Menyaksikan suasana kampung tanpa
listrik saya jadi ingat zaman kanak-kanak. Dulu saya mengalami masa tak ada
listrik hingga menjelang lulus sekolah dasar. Walau tak ada listrik, seingat
saya kami—manusia jaman old—tetap
eksis dan gembira. Siang malam di sekitar rumah saya selalu ramai, orang tua
duduk di teras rumah ngorol diterangi lampu teplok dan anak-anak bermain-main
di halaman. Anak-anak zaman dulu justru pada malam hari berisiknya, mereka setelah sholat Maghrib
biasanya pergi mengaji yang tempatnya lumayan jauh, dan saya rasakan walau
perginya kadang bawa obor bambu justru senang melakukannya karena penuh petualangan. Pada malam purnama
kami lebih bergembira.
Kids Jaman Now
selepas maghrib kebanyakan diam di rumah di depan layar tivi karena mereka
mengaji pada siang hari sesudah sekolah pagi.
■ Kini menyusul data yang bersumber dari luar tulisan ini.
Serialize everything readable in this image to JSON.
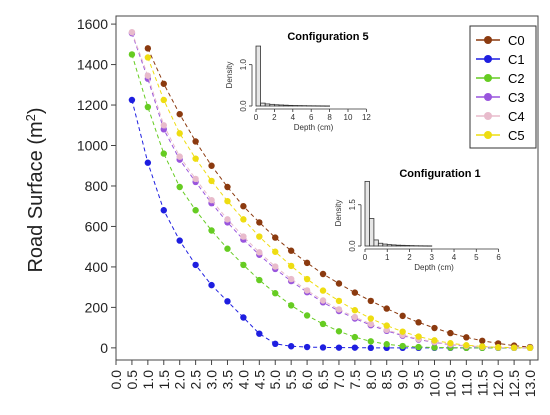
{
  "chart_data": {
    "type": "line",
    "ylabel": "Road Surface (m²)",
    "ylabel_main": "Road Surface (m",
    "ylabel_sup": "2",
    "ylabel_close": ")",
    "xlabel": "",
    "xlim": [
      0,
      13.25
    ],
    "ylim": [
      -60,
      1640
    ],
    "y_ticks": [
      0,
      200,
      400,
      600,
      800,
      1000,
      1200,
      1400,
      1600
    ],
    "y_tick_labels": [
      "0",
      "200",
      "400",
      "600",
      "800",
      "1000",
      "1200",
      "1400",
      "1600"
    ],
    "x_ticks": [
      0.0,
      0.5,
      1.0,
      1.5,
      2.0,
      2.5,
      3.0,
      3.5,
      4.0,
      4.5,
      5.0,
      5.5,
      6.0,
      6.5,
      7.0,
      7.5,
      8.0,
      8.5,
      9.0,
      9.5,
      10.0,
      10.5,
      11.0,
      11.5,
      12.0,
      12.5,
      13.0
    ],
    "x_tick_labels": [
      "0.0",
      "0.5",
      "1.0",
      "1.5",
      "2.0",
      "2.5",
      "3.0",
      "3.5",
      "4.0",
      "4.5",
      "5.0",
      "5.5",
      "6.0",
      "6.5",
      "7.0",
      "7.5",
      "8.0",
      "8.5",
      "9.0",
      "9.5",
      "10.0",
      "10.5",
      "11.0",
      "11.5",
      "12.0",
      "12.5",
      "13.0"
    ],
    "legend_position": "top-right",
    "series": [
      {
        "name": "C0",
        "color": "#8B3A0F",
        "x": [
          1.0,
          1.5,
          2.0,
          2.5,
          3.0,
          3.5,
          4.0,
          4.5,
          5.0,
          5.5,
          6.0,
          6.5,
          7.0,
          7.5,
          8.0,
          8.5,
          9.0,
          9.5,
          10.0,
          10.5,
          11.0,
          11.5,
          12.0,
          12.5,
          13.0
        ],
        "y": [
          1480,
          1305,
          1155,
          1020,
          900,
          795,
          700,
          620,
          545,
          480,
          420,
          365,
          318,
          273,
          232,
          194,
          158,
          126,
          98,
          73,
          52,
          35,
          22,
          11,
          4
        ]
      },
      {
        "name": "C1",
        "color": "#1E1EE0",
        "x": [
          0.5,
          1.0,
          1.5,
          2.0,
          2.5,
          3.0,
          3.5,
          4.0,
          4.5,
          5.0,
          5.5,
          6.0,
          6.5,
          7.0,
          7.5,
          8.0,
          8.5,
          9.0,
          9.5,
          10.0,
          10.5,
          11.0,
          11.5,
          12.0,
          12.5,
          13.0
        ],
        "y": [
          1225,
          915,
          680,
          530,
          410,
          310,
          230,
          150,
          70,
          20,
          8,
          4,
          2,
          1,
          1,
          0,
          0,
          0,
          0,
          0,
          0,
          0,
          0,
          0,
          0,
          0
        ]
      },
      {
        "name": "C2",
        "color": "#66CC22",
        "x": [
          0.5,
          1.0,
          1.5,
          2.0,
          2.5,
          3.0,
          3.5,
          4.0,
          4.5,
          5.0,
          5.5,
          6.0,
          6.5,
          7.0,
          7.5,
          8.0,
          8.5,
          9.0,
          9.5,
          10.0,
          10.5,
          11.0,
          11.5,
          12.0,
          12.5,
          13.0
        ],
        "y": [
          1450,
          1190,
          960,
          795,
          680,
          580,
          490,
          410,
          335,
          270,
          210,
          160,
          118,
          82,
          53,
          32,
          18,
          9,
          4,
          2,
          1,
          0,
          0,
          0,
          0,
          0
        ]
      },
      {
        "name": "C3",
        "color": "#9955DD",
        "x": [
          0.5,
          1.0,
          1.5,
          2.0,
          2.5,
          3.0,
          3.5,
          4.0,
          4.5,
          5.0,
          5.5,
          6.0,
          6.5,
          7.0,
          7.5,
          8.0,
          8.5,
          9.0,
          9.5,
          10.0,
          10.5,
          11.0,
          11.5,
          12.0,
          12.5,
          13.0
        ],
        "y": [
          1555,
          1330,
          1080,
          930,
          820,
          715,
          620,
          535,
          460,
          390,
          330,
          275,
          225,
          182,
          145,
          112,
          84,
          60,
          41,
          27,
          16,
          9,
          5,
          2,
          1,
          0
        ]
      },
      {
        "name": "C4",
        "color": "#E8BBCC",
        "x": [
          0.5,
          1.0,
          1.5,
          2.0,
          2.5,
          3.0,
          3.5,
          4.0,
          4.5,
          5.0,
          5.5,
          6.0,
          6.5,
          7.0,
          7.5,
          8.0,
          8.5,
          9.0,
          9.5,
          10.0,
          10.5,
          11.0,
          11.5,
          12.0,
          12.5,
          13.0
        ],
        "y": [
          1560,
          1345,
          1100,
          945,
          835,
          730,
          635,
          550,
          472,
          402,
          340,
          284,
          234,
          190,
          152,
          118,
          89,
          64,
          44,
          29,
          18,
          10,
          5,
          2,
          1,
          0
        ]
      },
      {
        "name": "C5",
        "color": "#EEDD11",
        "x": [
          1.0,
          1.5,
          2.0,
          2.5,
          3.0,
          3.5,
          4.0,
          4.5,
          5.0,
          5.5,
          6.0,
          6.5,
          7.0,
          7.5,
          8.0,
          8.5,
          9.0,
          9.5,
          10.0,
          10.5,
          11.0,
          11.5,
          12.0,
          12.5,
          13.0
        ],
        "y": [
          1435,
          1225,
          1060,
          935,
          825,
          725,
          635,
          550,
          475,
          405,
          340,
          283,
          232,
          186,
          145,
          110,
          80,
          56,
          37,
          23,
          13,
          7,
          3,
          1,
          0
        ]
      }
    ],
    "insets": [
      {
        "title": "Configuration 5",
        "xlabel": "Depth (cm)",
        "ylabel": "Density",
        "xlim": [
          0,
          12.5
        ],
        "ylim": [
          0,
          1.5
        ],
        "x_ticks": [
          0,
          2,
          4,
          6,
          8,
          10,
          12
        ],
        "x_tick_labels": [
          "0",
          "2",
          "4",
          "6",
          "8",
          "10",
          "12"
        ],
        "y_ticks": [
          0.0,
          1.0
        ],
        "y_tick_labels": [
          "0.0",
          "1.0"
        ],
        "bin_width": 0.5,
        "bin_starts": [
          0,
          0.5,
          1.0,
          1.5,
          2.0,
          2.5,
          3.0,
          3.5,
          4.0,
          4.5,
          5.0,
          5.5,
          6.0,
          6.5,
          7.0,
          7.5
        ],
        "densities": [
          1.45,
          0.07,
          0.05,
          0.04,
          0.03,
          0.025,
          0.02,
          0.015,
          0.012,
          0.01,
          0.008,
          0.006,
          0.005,
          0.004,
          0.003,
          0.002
        ]
      },
      {
        "title": "Configuration 1",
        "xlabel": "Depth (cm)",
        "ylabel": "Density",
        "xlim": [
          0,
          6.2
        ],
        "ylim": [
          0,
          2.4
        ],
        "x_ticks": [
          0,
          1,
          2,
          3,
          4,
          5,
          6
        ],
        "x_tick_labels": [
          "0",
          "1",
          "2",
          "3",
          "4",
          "5",
          "6"
        ],
        "y_ticks": [
          0.0,
          1.5
        ],
        "y_tick_labels": [
          "0.0",
          "1.5"
        ],
        "bin_width": 0.2,
        "bin_starts": [
          0,
          0.2,
          0.4,
          0.6,
          0.8,
          1.0,
          1.2,
          1.4,
          1.6,
          1.8,
          2.0,
          2.2,
          2.4,
          2.6,
          2.8
        ],
        "densities": [
          2.35,
          1.0,
          0.22,
          0.1,
          0.07,
          0.05,
          0.04,
          0.03,
          0.025,
          0.02,
          0.015,
          0.01,
          0.008,
          0.006,
          0.005
        ]
      }
    ]
  }
}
Malam kini terang benderang, tapi
anak-anak bermain di luar rumah justru dimarahi orang tua dan orang-orang tua duduk di
luar rumah bercengkrama sudah sulit ditemui. Bahkan ketika ada kesempatan duduk
bersama seperti pada acara tahlilan orang-orang sekarang terkesan enggan berkumpul, biasanya pada acara kumpul-kumpul seperti tahlil orang-orang datang ketika
acara dimulai dan buru-buru pulang seakan hidupnya dipenuhi kesibukan.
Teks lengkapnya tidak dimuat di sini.